Всякий, кто прочтет этот сборник без предвзятого мнения, будет, без сомнения, зачарован глубиной мысли по самым разным вопросам и может быть, еще более благородством тона, какими отмечена в ней каждая строка, – не говоря уже о великолепном русском языке, который сам по себе дает наслаждение. Можно было бы, пожалуй, пожалеть о том, что в сборнике не отведено больше места публицистическим работам Хомякова, так как его богословские сочинения, занимающие в нем почти половину, все же менее интересны для широкой публики, хотя и они ничуть не устарели. Впрочем, на наш взгляд, с религиозной точки зрения самое ценное и замечательное из вошедшего в сборник, заключено не в статьях, а в одном из писем к И. С. Аксакову (стр. 367), исключительном по силе и глубине. Многие из писем дают интереснейшие комментарии к событиям того времени, и содержащиеся в них оценки иногда блестяще оправданы дальнейшим (хотя бы его проект восстановления независимости Польши, или его соображения о корне революционного духа в воспитании молодежи). Были у Хомякова, конечно, слабости, вызывающие улыбку, вроде его ярого местного патриотизма, заставлявшего его видеть все хорошее в Москве и все плохое в Петербурге, что особенно смешно, принимая во внимание общую широту его взглядов и любовь к такой широте у других.

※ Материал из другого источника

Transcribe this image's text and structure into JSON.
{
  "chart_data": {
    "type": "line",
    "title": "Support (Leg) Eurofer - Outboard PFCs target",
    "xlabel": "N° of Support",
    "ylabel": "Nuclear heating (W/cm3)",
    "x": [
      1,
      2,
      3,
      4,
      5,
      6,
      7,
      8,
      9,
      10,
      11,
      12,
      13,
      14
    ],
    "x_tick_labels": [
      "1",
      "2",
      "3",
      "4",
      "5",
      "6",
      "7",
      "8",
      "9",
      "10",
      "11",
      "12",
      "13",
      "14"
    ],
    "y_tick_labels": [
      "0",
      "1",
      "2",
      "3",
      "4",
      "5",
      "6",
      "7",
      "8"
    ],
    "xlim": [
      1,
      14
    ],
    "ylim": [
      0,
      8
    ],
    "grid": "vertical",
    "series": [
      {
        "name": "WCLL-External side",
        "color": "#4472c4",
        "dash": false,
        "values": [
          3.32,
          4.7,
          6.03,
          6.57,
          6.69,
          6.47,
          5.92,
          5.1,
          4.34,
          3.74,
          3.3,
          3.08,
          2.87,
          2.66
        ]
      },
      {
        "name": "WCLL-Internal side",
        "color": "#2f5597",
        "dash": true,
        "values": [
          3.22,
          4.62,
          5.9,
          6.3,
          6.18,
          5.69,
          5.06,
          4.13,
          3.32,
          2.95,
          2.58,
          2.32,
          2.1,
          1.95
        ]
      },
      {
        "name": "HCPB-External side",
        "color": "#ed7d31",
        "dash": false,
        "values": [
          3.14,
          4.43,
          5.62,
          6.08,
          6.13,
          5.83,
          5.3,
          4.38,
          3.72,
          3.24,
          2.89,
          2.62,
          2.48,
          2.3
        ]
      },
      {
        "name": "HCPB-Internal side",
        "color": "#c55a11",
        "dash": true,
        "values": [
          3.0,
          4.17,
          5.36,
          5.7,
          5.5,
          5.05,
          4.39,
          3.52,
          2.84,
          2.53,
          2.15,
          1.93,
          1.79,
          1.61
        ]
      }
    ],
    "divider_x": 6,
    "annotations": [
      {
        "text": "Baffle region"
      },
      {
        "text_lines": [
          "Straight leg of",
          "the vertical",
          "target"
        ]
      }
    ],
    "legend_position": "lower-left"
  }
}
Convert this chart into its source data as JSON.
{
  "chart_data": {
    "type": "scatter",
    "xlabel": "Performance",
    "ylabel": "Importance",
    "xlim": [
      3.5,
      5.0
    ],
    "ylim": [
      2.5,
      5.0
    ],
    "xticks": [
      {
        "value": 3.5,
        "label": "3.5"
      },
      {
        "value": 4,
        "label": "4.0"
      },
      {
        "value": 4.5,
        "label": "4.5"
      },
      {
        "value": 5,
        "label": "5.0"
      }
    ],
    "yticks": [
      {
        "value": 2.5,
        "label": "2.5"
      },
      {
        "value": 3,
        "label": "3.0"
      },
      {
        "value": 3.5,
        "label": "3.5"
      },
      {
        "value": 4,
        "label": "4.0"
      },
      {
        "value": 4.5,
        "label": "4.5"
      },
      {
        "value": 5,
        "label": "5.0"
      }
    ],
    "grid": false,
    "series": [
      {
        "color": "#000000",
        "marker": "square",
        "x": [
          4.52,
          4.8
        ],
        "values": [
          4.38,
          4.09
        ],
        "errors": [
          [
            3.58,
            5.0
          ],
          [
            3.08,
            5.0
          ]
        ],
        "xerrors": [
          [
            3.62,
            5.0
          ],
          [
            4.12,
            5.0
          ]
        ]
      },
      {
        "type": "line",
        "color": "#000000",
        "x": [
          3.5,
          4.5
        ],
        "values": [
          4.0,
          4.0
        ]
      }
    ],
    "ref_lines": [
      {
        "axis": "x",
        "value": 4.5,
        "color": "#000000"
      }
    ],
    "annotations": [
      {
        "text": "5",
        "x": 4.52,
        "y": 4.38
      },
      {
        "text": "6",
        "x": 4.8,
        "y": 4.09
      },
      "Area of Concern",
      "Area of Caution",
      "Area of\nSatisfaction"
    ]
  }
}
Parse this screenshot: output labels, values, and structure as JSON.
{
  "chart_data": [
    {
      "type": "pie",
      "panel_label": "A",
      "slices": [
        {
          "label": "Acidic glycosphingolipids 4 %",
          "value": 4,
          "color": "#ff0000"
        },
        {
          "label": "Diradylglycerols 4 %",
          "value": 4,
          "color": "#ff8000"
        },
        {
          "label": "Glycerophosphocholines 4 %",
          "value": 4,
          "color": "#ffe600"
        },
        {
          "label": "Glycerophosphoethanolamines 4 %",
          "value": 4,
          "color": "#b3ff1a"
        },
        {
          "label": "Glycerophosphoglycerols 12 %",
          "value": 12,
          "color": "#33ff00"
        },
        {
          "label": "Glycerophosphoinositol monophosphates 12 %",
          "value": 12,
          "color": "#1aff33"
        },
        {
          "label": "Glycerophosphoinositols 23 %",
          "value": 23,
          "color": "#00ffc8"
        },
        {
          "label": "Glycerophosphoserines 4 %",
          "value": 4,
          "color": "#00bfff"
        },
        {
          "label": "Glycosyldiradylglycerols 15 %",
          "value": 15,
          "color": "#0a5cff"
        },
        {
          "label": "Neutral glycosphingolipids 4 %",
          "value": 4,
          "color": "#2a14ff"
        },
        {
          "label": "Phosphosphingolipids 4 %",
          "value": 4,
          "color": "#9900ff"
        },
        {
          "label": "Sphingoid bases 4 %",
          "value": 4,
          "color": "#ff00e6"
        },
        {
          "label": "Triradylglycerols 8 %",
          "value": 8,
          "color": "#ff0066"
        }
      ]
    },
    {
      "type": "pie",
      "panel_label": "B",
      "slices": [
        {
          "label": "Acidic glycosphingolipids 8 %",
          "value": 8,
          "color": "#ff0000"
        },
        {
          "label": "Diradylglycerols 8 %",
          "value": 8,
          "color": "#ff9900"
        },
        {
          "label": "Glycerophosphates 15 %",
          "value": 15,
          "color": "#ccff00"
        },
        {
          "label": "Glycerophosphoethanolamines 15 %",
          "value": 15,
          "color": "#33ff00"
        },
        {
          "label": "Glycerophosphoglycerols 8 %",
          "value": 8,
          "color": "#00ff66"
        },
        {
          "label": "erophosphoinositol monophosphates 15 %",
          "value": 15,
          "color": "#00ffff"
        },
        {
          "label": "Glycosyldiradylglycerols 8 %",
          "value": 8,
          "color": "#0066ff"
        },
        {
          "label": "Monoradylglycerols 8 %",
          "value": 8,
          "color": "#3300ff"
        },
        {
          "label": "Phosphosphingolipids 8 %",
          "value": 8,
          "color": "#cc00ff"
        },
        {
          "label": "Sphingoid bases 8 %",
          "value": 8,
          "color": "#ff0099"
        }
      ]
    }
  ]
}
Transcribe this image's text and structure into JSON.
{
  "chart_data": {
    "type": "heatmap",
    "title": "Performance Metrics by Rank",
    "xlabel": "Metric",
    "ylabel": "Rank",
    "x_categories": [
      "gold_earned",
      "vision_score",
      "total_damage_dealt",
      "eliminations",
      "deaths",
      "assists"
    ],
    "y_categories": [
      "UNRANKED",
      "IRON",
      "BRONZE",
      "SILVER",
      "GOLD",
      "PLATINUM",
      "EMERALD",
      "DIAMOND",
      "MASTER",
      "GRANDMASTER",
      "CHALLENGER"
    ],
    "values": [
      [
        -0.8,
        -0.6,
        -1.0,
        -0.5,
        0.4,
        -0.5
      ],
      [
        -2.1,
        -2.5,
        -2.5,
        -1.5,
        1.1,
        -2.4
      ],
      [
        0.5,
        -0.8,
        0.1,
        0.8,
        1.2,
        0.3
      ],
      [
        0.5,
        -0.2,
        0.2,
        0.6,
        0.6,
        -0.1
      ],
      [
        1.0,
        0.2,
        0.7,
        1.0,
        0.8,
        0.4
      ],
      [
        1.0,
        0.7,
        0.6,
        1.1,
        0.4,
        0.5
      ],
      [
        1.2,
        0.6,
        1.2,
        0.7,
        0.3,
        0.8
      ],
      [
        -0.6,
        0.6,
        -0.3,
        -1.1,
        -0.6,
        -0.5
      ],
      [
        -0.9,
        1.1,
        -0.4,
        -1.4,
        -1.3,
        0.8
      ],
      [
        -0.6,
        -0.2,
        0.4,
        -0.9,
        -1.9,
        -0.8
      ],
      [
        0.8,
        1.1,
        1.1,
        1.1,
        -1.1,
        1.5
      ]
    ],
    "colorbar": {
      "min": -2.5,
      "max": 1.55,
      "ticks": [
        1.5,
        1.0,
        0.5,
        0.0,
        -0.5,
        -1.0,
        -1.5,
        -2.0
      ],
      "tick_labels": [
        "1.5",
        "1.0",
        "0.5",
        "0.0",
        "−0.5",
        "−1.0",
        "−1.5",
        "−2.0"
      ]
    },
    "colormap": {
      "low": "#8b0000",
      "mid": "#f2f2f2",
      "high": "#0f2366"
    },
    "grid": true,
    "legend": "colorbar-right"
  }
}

Не знаем, не следовало ли отвести больше страниц для стихов Хомякова, представленных на этот раз далеко не полно. Среди тех, что вошли в сборник, есть такие, которые по лирической силе не уступят вещам наших лучших поэтов; любопытно, что это в основном те, которые навеяны религиозным чувством, как, например, «Мы – род избранный», «Вечерняя песня», «По прочтении псалма», «Труженик». В других, наоборот, их слишком политический, слишком тенденциозный характер разрушает художественное впечатление; но и среди них есть замечательные, как «Киев», в котором со страстной мощью всплеснулся русский патриотизм автора.

«Возрождение» (Париж), рубрика «Среди книг, газет и журналов», июль 1955, № 43, с. 144–145.

«Египетский голубь»

Нас порадовало, порадует, наверное, и многих – появление среди книг чеховского издательства «Египетского голубя» Константина Леонтьева. За чеховским издательством установилась в публике – верно ли, ложно ли, репутация очень левого учреждения. Выпуская роман Леонтьева, пламенного монархиста, убежденнейшего консерватора, оно выгодным образом свидетельствует о своей объективности и подает повод к надежде, что в своей дальнейшей деятельности будет предлагать читателю произведения авторов, старых и новых, выбранных по принципу художественной ценности и исторического значения, а не того или иного политического направления, так что по ним возможным окажется составить себе представление о культурной жизни старой России и эмиграции полное и верное, а не однобокое и пристрастное.

С другой стороны, Леонтьев – бесспорно один из замечательнейших русских мыслителей, но, хотя его имя широко известно, читают его гораздо меньше, чем он заслуживает, и в значительной мере потому, что разыскать его книги нелегко. Можно было бы выразить удивление, почему издательство предпочло именно «Египетского голубя», вещь не только незаконченную, но, видимо, не доведенную даже до полноты, в сравнении с авторским замыслом. Почему не «Одиссей Полихрониадес», хотя тоже не завершенный, но все же относительно более полный, или не грациозные новеллы, как «Хризо», «Капитан Илия», «Аспазия Ламприди»? А главное, почему бы не сборник статей Леонтьева «Византизм и славянство» и другие, где он лучше всего раскрыл свои идеи.

Однако легко найти доводы и в защиту выбора чеховского издательства. «Египетский голубь» имеет то преимущество, что, являясь резко автобиографичным, представляя собой своего рода дневник: он ярче, чем другие сочинения Леонтьева, знакомит нас с личностью и характером этого незаурядного и интересного человека. Вошедшая в тот же томик восточная повесть «Дитя души» дополняет картину, показывая нам и другую писательскую манеру Леонтьева. Следует все же пожелать, чтобы были переизданы также его публицистические, критические и политические статьи, знание которых сейчас может быть еще важнее для всякого русского интеллигента или даже иностранца, интересующегося Россией, чем они были в годы их написания.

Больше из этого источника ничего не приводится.